Madame,
Votre proposions de loi visant à punir ce que vous appelez « les formes renouvelées de l'antisémitisme », m'inquiète non seulement parce qu'il est liberticide, mais parce qu'il est de nature à développer la judéophobie en France.
Ne vous rendez-vous pas compte que votre amalgame permanent entre juifs et Israël, État génocidaire et colonisateur, incite un part croissante de la population à en vouloir aux Juifs ?
Pourquoi tentez-vous de cacher le fait qu'il y a dans le monde, y compris en Israël, de nombreux juifs qui condamnent le régime israélien et sa volonté d'anéantir le peuple Palestinien ?
La pression constante que votre lobby exerce pour empêcher ces opposants juifs de s'exprimer en France, a des conséquences très graves.
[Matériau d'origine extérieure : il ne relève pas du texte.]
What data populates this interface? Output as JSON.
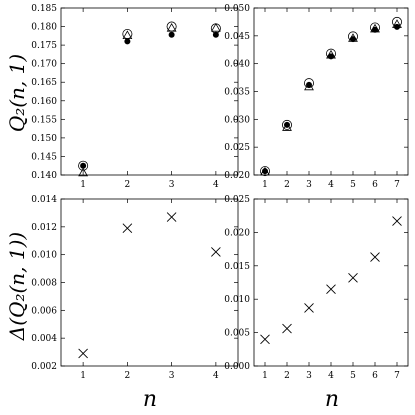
{
  "figure": {
    "ylabel_top": "Q₂(n, 1)",
    "ylabel_bottom": "Δ(Q₂(n, 1))",
    "xlabel": "n"
  },
  "chart_data": [
    {
      "type": "scatter",
      "panel": "top-left",
      "xlim": [
        0.5,
        4.5
      ],
      "ylim": [
        0.14,
        0.185
      ],
      "xticks": [
        1,
        2,
        3,
        4
      ],
      "yticks": [
        0.14,
        0.145,
        0.15,
        0.155,
        0.16,
        0.165,
        0.17,
        0.175,
        0.18,
        0.185
      ],
      "ytick_labels": [
        "0.140",
        "0.145",
        "0.150",
        "0.155",
        "0.160",
        "0.165",
        "0.170",
        "0.175",
        "0.180",
        "0.185"
      ],
      "series": [
        {
          "marker": "triangle-open",
          "x": [
            1,
            2,
            3,
            4
          ],
          "y": [
            0.1405,
            0.1775,
            0.1795,
            0.1795
          ]
        },
        {
          "marker": "circle-open",
          "x": [
            1,
            2,
            3,
            4
          ],
          "y": [
            0.1425,
            0.178,
            0.18,
            0.1795
          ]
        },
        {
          "marker": "circle-filled",
          "x": [
            1,
            2,
            3,
            4
          ],
          "y": [
            0.1425,
            0.176,
            0.1778,
            0.1778
          ]
        }
      ]
    },
    {
      "type": "scatter",
      "panel": "top-right",
      "xlim": [
        0.5,
        7.5
      ],
      "ylim": [
        0.02,
        0.05
      ],
      "xticks": [
        1,
        2,
        3,
        4,
        5,
        6,
        7
      ],
      "yticks": [
        0.02,
        0.025,
        0.03,
        0.035,
        0.04,
        0.045,
        0.05
      ],
      "ytick_labels": [
        "0.020",
        "0.025",
        "0.030",
        "0.035",
        "0.040",
        "0.045",
        "0.050"
      ],
      "series": [
        {
          "marker": "triangle-open",
          "x": [
            1,
            2,
            3,
            4,
            5,
            6,
            7
          ],
          "y": [
            0.0205,
            0.0285,
            0.0358,
            0.0415,
            0.0445,
            0.0462,
            0.047
          ]
        },
        {
          "marker": "circle-open",
          "x": [
            1,
            2,
            3,
            4,
            5,
            6,
            7
          ],
          "y": [
            0.0207,
            0.029,
            0.0365,
            0.0418,
            0.0449,
            0.0465,
            0.0475
          ]
        },
        {
          "marker": "circle-filled",
          "x": [
            1,
            2,
            3,
            4,
            5,
            6,
            7
          ],
          "y": [
            0.0207,
            0.029,
            0.0362,
            0.0413,
            0.0444,
            0.0461,
            0.0466
          ]
        }
      ]
    },
    {
      "type": "scatter",
      "panel": "bottom-left",
      "xlim": [
        0.5,
        4.5
      ],
      "ylim": [
        0.002,
        0.014
      ],
      "xticks": [
        1,
        2,
        3,
        4
      ],
      "yticks": [
        0.002,
        0.004,
        0.006,
        0.008,
        0.01,
        0.012,
        0.014
      ],
      "ytick_labels": [
        "0.002",
        "0.004",
        "0.006",
        "0.008",
        "0.010",
        "0.012",
        "0.014"
      ],
      "series": [
        {
          "marker": "cross",
          "x": [
            1,
            2,
            3,
            4
          ],
          "y": [
            0.0029,
            0.0119,
            0.0127,
            0.0102
          ]
        }
      ]
    },
    {
      "type": "scatter",
      "panel": "bottom-right",
      "xlim": [
        0.5,
        7.5
      ],
      "ylim": [
        0.0,
        0.025
      ],
      "xticks": [
        1,
        2,
        3,
        4,
        5,
        6,
        7
      ],
      "yticks": [
        0.0,
        0.005,
        0.01,
        0.015,
        0.02,
        0.025
      ],
      "ytick_labels": [
        "0.000",
        "0.005",
        "0.010",
        "0.015",
        "0.020",
        "0.025"
      ],
      "series": [
        {
          "marker": "cross",
          "x": [
            1,
            2,
            3,
            4,
            5,
            6,
            7
          ],
          "y": [
            0.004,
            0.0056,
            0.0087,
            0.0115,
            0.0132,
            0.0163,
            0.0217
          ]
        }
      ]
    }
  ]
}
Ces opposants israéliens, qu'il s'agisse de journalistes comme Gideon Levy, Jeff Halper, des membres des ONG israéliennes comme B'Tselem, le Comité israélien contre la torture, Médecins israéliens pour les Droits Humains, ou le Comité israélien contre la démolition des maisons palestiniennes, ne se gênent pas pour traiter de fascistes les dirigeants israéliens, pour lutter contre l'apartheid israélien, et faire des comparaisons, non seulement avec l'Afrique du Sud du temps de l'apartheid, mais aussi avec les méthodes nazies.
L'ancienne ministre israélienne de l'Education, Shulamit Aloni, disait déjà « Il n'y a pas besoin de chambres à Gaz pour perpétrer un génocide ».
Et « génocide » est un mot qu'emploient tous ces opposants juif israéliens pour caractériser le nouveau pas franchi par Israël dans le nettoyage ethnique du peuple palestinien.
Êtes-vous plus royaliste que Netanyahou, Ben Gvir, et Smotrich, pour demander qu'on leur inflige des peines de prison ?
Vous voulez créer un nouveau délit réprimant le fait de provoquer à la destruction ou à la négation de l'État d'Israël. (« Le fait de provoquer directement ou indirectement à la destruction ou à la négation d'un État, ou de faire publiquement l'apologie de sa destruction ou de sa négation, est puni de cinq ans d'emprisonnement et de 75 000 euros d'amende. »)
Nous serions nombreux -à commencer par moi-même qui suis juive, comme d'autres membres de notre association- à être criminalisés par votre projet de loi, puisque nous demandons, à la place de l'Etat d'Israël raciste et discriminatoire actuel, qui n'accorde des droits qu'à ses citoyens juifs, un seul Etat laïque et démocratique, avec les mêmes droits pour tous, quelle que soit leur religion au absence de religion.

C'est la solution adoptée par l'Afrique du Sud, après un siècle d'Apartheid, et vous ne réussirez pas à nous faire changer d'avis.
Enfin, je n'ai trouvé aucune proposition dans votre projet pour réprimer ceux qui pratiquent l'apologie de crimes de guerre, et de crimes contre l'humanité commis par Israël, et qui sont des fourriers de l'antisémitisme.
Traiter les Palestiniens d' « animaux humains », dire qu' « il n'y a pas de civils palestiniens innocents », et que « même les bébés palestiniens dans le ventre de leur mère doivent être anéantis » ne vous semble pas inciter à la haine des juifs ?
Et le négationnisme de ceux de vos amis qui nient la colonisation israélienne, et même l'existence de territoires palestiniens occupés, comment compte-vous le réprimer ?
Madame Yadan, il apparaît, à lire votre proposition de loi, que vous êtes plus soucieuse des intérêts du régime israélien que du sort des juifs.